声を聞く限り、魔力だけでなく、精神にも変化があるクスリのようだ。
『…………別に俺は少しぐらい馬鹿にされたぐらいじゃ、怒らない。役立たずとか、無能とか、言われた挙句、戦力外にされた程度じゃ、あんたを怒ることはしない。だけど、このギルドリーグを穢した。魔法大戦期、魔法は何でもありの殺戮手段だった。先人たちはそれを競技として成立させ、決まりを作り、秩序を形成した。俺たち魔導士が決まりを守っている。だから、殺戮の道具だった魔法を民衆は娯楽として、受け入れてくれたんだ。あんたのやったことは先人たちが作ったギルドリーグを馬鹿にした行為だ』
『ウエン君、試合は口で戦うものではなく、魔法と戦術で戦うものだよ。負け惜しみはそれぐらいにしておいたら、どうだ?』
『負け惜しみじゃない。この試合は俺たちの勝ちだ』
『勝ちだと? 現実を見たらどうだ! 前線はもう突破されるぞ! 砲撃に対する防衛だって、長くは持たないだろ! ウエン・ヤング、お前の負けだ!』
『…………俺があんたに話しかけているってことは正確な位置がバレているってことだ』
『だから何だ!? 正確な位置が分かっていても、風の魔導士の突撃も、火の魔導士の砲撃もここまで届かない!』
『あんたには、いや、誰にも言っていないことが俺にはある。雷の魔導士の極地を見せてやる』
雷の魔導士の特性は伝達と制御だ。
その能力を使って、探索と連絡を行っている。
攻撃手段も、防御手段もない最後衛。
最優秀選手に選ばれることのない影の存在。
しかし、ギルドリーグの歴史の中で二人だけ最優秀選手に選ばれた人物がいる。
その二人が共通して使った特技。
ギルドリーグの歴史上二人しか扱えない奥義。
『こんな技で勝つのは面白くない。
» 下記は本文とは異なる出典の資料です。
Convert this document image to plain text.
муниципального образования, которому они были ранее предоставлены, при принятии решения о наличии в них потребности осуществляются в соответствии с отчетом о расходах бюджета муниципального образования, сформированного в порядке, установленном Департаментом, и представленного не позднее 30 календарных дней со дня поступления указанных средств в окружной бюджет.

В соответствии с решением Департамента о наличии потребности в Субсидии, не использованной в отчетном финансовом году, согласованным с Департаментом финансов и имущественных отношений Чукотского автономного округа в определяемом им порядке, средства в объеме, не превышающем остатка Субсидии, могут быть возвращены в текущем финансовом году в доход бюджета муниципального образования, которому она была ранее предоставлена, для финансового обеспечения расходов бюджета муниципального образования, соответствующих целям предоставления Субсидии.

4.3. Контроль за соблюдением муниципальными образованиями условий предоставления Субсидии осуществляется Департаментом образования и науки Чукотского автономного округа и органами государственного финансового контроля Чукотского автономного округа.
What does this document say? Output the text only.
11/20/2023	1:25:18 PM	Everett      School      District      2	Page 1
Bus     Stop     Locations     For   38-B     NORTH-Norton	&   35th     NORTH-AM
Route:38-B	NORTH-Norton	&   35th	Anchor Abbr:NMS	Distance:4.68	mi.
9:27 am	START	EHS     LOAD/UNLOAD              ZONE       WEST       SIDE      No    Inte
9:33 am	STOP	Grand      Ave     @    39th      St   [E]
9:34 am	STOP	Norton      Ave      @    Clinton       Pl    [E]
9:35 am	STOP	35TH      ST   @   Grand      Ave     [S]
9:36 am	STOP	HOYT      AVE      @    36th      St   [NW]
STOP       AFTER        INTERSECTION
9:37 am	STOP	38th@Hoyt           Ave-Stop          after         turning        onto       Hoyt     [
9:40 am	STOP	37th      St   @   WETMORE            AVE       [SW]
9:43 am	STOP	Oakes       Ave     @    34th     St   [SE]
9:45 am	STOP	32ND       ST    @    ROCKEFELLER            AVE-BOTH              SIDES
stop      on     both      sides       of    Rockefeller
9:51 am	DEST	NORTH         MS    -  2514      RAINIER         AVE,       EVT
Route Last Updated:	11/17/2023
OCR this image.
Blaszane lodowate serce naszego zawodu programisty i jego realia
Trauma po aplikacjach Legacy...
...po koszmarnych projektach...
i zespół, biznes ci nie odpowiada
でも、あんたのやったことはもっと面白くなかったよ』
戦場の上空に光が集まっていく。
奥義の名前は〝集束砲〟という。
試合の終盤、戦場に散らばった魔力の粒子の再利用。
天から地上に突き刺さる巨大な魔力の塊だ。
『発動、打ち貫け〝収束砲・雷柱〟』
『集束砲だと!? そんな伝説の技が…………』
バゲッドの声はそこで途絶えた。
ホークスの本陣に巨大な光の柱が突き刺さる。
その光が消えると同時に俺はその場に倒れ込んだ。
「ウエンさん!」
フレアが駆け寄る。
「心配ない。ただの反動だよ」
「反動?」
「まあね。試合でやったのは初めてだけど、実戦でやるのはキツイね。散らばった魔力が多すぎるよ。あれだけ言い切って、発動しなかったら、どうしようと思ったよ」
「あれって、まさか、集束砲ですよね? 初めて見ました」
「知っているのかい? これを最後に使った選手は三十年くらい前の人だよ?」
「知っています。だって…………」
フレアの声が随分と遠くに聞こえる。
それに通信も、探索も出来ない。
当分は回復しないだろうな。
その必要はないけどね。
「ごめん、フレア、試合の最後がこんな終わり方で」
試合終了を知らせる角笛が鳴り響いた。
「とんでもないです。ウエンさん、あなたは最後まで私を、いえ、私たちを驚かせてくれました。本当にあり…………」
俺はフレアの言葉を途中で遮る。
「やめてくれ。俺たちは仲間だ。それにたかが一回勝っただけだよ。俺たちの目標は…………」
「優勝ですよね」と今度はフレアに途中で遮られてしまった。
「ウエンさんが来るまで優勝なんて考えられませんでした。でも、今は出来そうな気がします」
「良いね。まずは自分が出来るって信じないと。…………さて、今日の試合の勝利者インタビューの前にやることがあるな」
俺は戦闘を終えた敵味方の中を進んでいく。